1. ## Reimann Integrable

Determine whether the function f: [0,1] $\rightarrow$ R given by:

f(x):=
3 if $x \in Q \cap [0,1]$
1 if $x \in (R$ \ $Q) \cap [0,1]$

is Riemann integrable on [0,1].

I know that if it is Riemann integrable, sup L(P, f) = inf U(P,f), P being the partition of [0,1]
or $\int f(x)dx$ (lower integral of f over [0,1]) = $\int f(x)dx$ (upper integral of f over [0,1])

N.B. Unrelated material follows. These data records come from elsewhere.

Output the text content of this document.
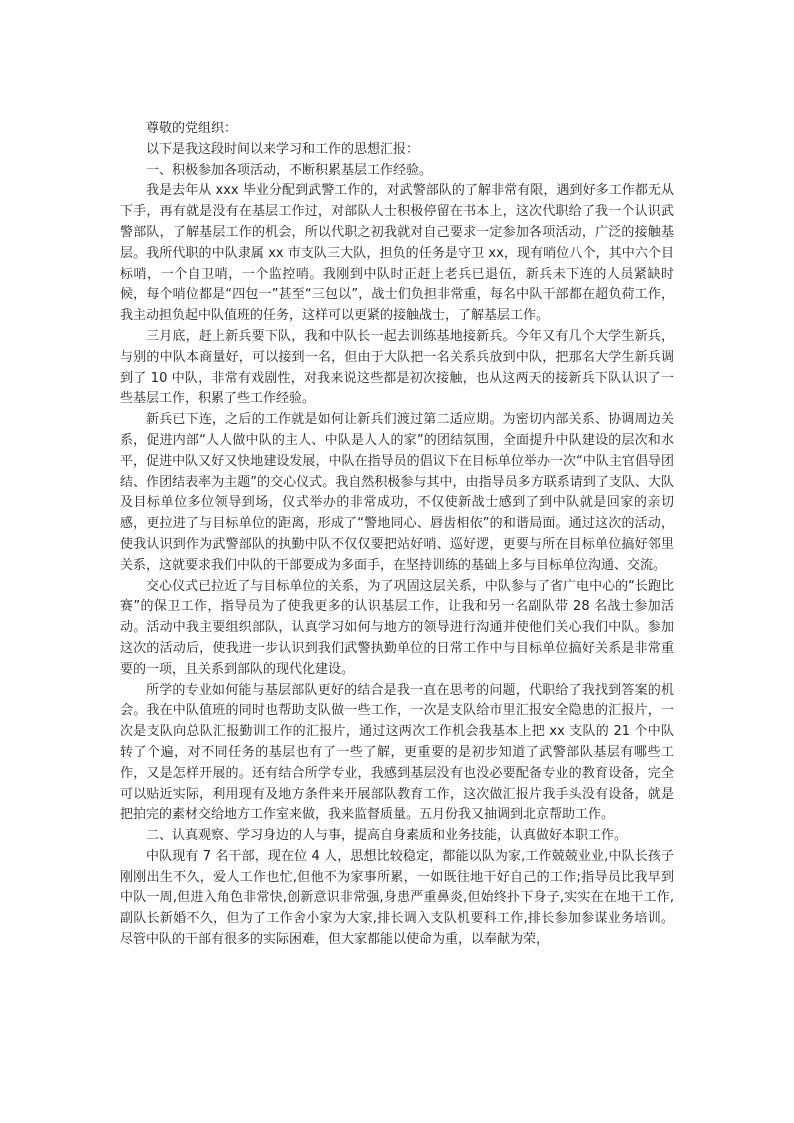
尊敬的党组织：

以下是我这段时间以来学习和工作的思想汇报：

一、积极参加各项活动，不断积累基层工作经验。

我是去年从 xxx 毕业分配到武警工作的，对武警部队的了解非常有限，遇到好多工作都无从下手，再有就是没有在基层工作过，对部队人士积极停留在书本上，这次代职给了我一个认识武警部队，了解基层工作的机会，所以代职之初我就对自己要求一定参加各项活动，广泛的接触基层。我所代职的中队隶属 xx 市支队三大队，担负的任务是守卫 xx，现有哨位八个，其中六个目标哨，一个自卫哨，一个监控哨。我刚到中队时正赶上老兵已退伍，新兵未下连的人员紧缺时候，每个哨位都是“四包一”甚至“三包以”，战士们负担非常重，每名中队干部都在超负荷工作，我主动担负起中队值班的任务，这样可以更紧的接触战士，了解基层工作。

三月底，赶上新兵要下队，我和中队长一起去训练基地接新兵。今年又有几个大学生新兵，与别的中队本商量好，可以接到一名，但由于大队把一名关系兵放到中队，把那名大学生新兵调到了 10 中队，非常有戏剧性，对我来说这些都是初次接触，也从这两天的接新兵下队认识了一些基层工作，积累了些工作经验。

新兵已下连，之后的工作就是如何让新兵们渡过第二适应期。为密切内部关系、协调周边关系，促进内部“人人做中队的主人、中队是人人的家”的团结氛围，全面提升中队建设的层次和水平，促进中队又好又快地建设发展，中队在指导员的倡议下在目标单位举办一次“中队主官倡导团结、作团结表率为主题”的交心仪式。我自然积极参与其中，由指导员多方联系请到了支队、大队及目标单位多位领导到场，仪式举办的非常成功，不仅使新战士感到了到中队就是回家的亲切感，更拉进了与目标单位的距离，形成了“警地同心、唇齿相依”的和谐局面。通过这次的活动，使我认识到作为武警部队的执勤中队不仅仅要把站好哨、巡好逻，更要与所在目标单位搞好邻里关系，这就要求我们中队的干部要成为多面手，在坚持训练的基础上多与目标单位沟通、交流。

交心仪式已拉近了与目标单位的关系，为了巩固这层关系，中队参与了省广电中心的“长跑比赛”的保卫工作，指导员为了使我更多的认识基层工作，让我和另一名副队带 28 名战士参加活动。活动中我主要组织部队，认真学习如何与地方的领导进行沟通并使他们关心我们中队。参加这次的活动后，使我进一步认识到我们武警执勤单位的日常工作中与目标单位搞好关系是非常重要的一项，且关系到部队的现代化建设。

所学的专业如何能与基层部队更好的结合是我一直在思考的问题，代职给了我找到答案的机会。我在中队值班的同时也帮助支队做一些工作，一次是支队给市里汇报安全隐患的汇报片，一次是支队向总队汇报勤训工作的汇报片，通过这两次工作机会我基本上把 xx 支队的 21 个中队转了个遍，对不同任务的基层也有了一些了解，更重要的是初步知道了武警部队基层有哪些工作，又是怎样开展的。还有结合所学专业，我感到基层没有也没必要配备专业的教育设备，完全可以贴近实际，利用现有及地方条件来开展部队教育工作，这次做汇报片我手头没有设备，就是把拍完的素材交给地方工作室来做，我来监督质量。五月份我又抽调到北京帮助工作。

二、认真观察、学习身边的人与事，提高自身素质和业务技能，认真做好本职工作。

中队现有 7 名干部，现在位 4 人，思想比较稳定，都能以队为家,工作兢兢业业,中队长孩子刚刚出生不久，爱人工作也忙,但他不为家事所累，一如既往地干好自己的工作;指导员比我早到中队一周,但进入角色非常快,创新意识非常强,身患严重鼻炎,但始终扑下身子,实实在在地干工作,副队长新婚不久，但为了工作舍小家为大家,排长调入支队机要科工作,排长参加参谋业务培训。尽管中队的干部有很多的实际困难，但大家都能以使命为重，以奉献为荣，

How do I show if it is or not?

2. Originally Posted by thaopanda
Determine whether the function f: [0,1] $\rightarrow$ R given by:

f(x):=
3 if $x \in Q \cap [0,1]$
1 if $x \in (R$ \ $Q) \cap [0,1]$

is Riemann integrable on [0,1].

I know that if it is Riemann integrable, sup L(P, f) = inf U(P,f), P being the partition of [0,1]
or $\int f(x)dx$ (lower integral of f over [0,1]) = $\int f(x)dx$ (upper integral of f over [0,1])

How do I show if it is or not?
Notice that on ANY subinterval $[a,b]\subset[0,1]$ that $\sup_{x\in[a,b]}f=3$ and $\inf_{x\in[a,b]}f=1$...so what?

3. so does that mean it's not Riemann integrable because the sup doesn't equal the inf?

4. Originally Posted by thaopanda
so does that mean it's not Riemann integrable because the sup doesn't equal the inf?
You tell me. And justify your answer. (I will verify it if you do)

5. well.. umm...

so L(P,f) = $\sum m_{k}(x_{k}-x_{k-1})$ where $m_{k}$ = inf f(x)

and U(P,f) = $\sum M_{k}(x_{k}-x_{k-1})$ where $M_{k}$ = sup f(x)

since sup f = 3 and inf f = 1,

L(P,f) = $\sum (x_{k}-x_{k-1})$
U(P,f) = $\sum 3(x_{k}-x_{k-1})$

and $(x_{k}-x_{k-1}) \leq 1$ because that's the maximum partition in [0,1]

so,
sup L(P,f) $\leq$ 1
inf U(P,f) $\leq$ 3

but the sup f = 3... yeah, I'm lost...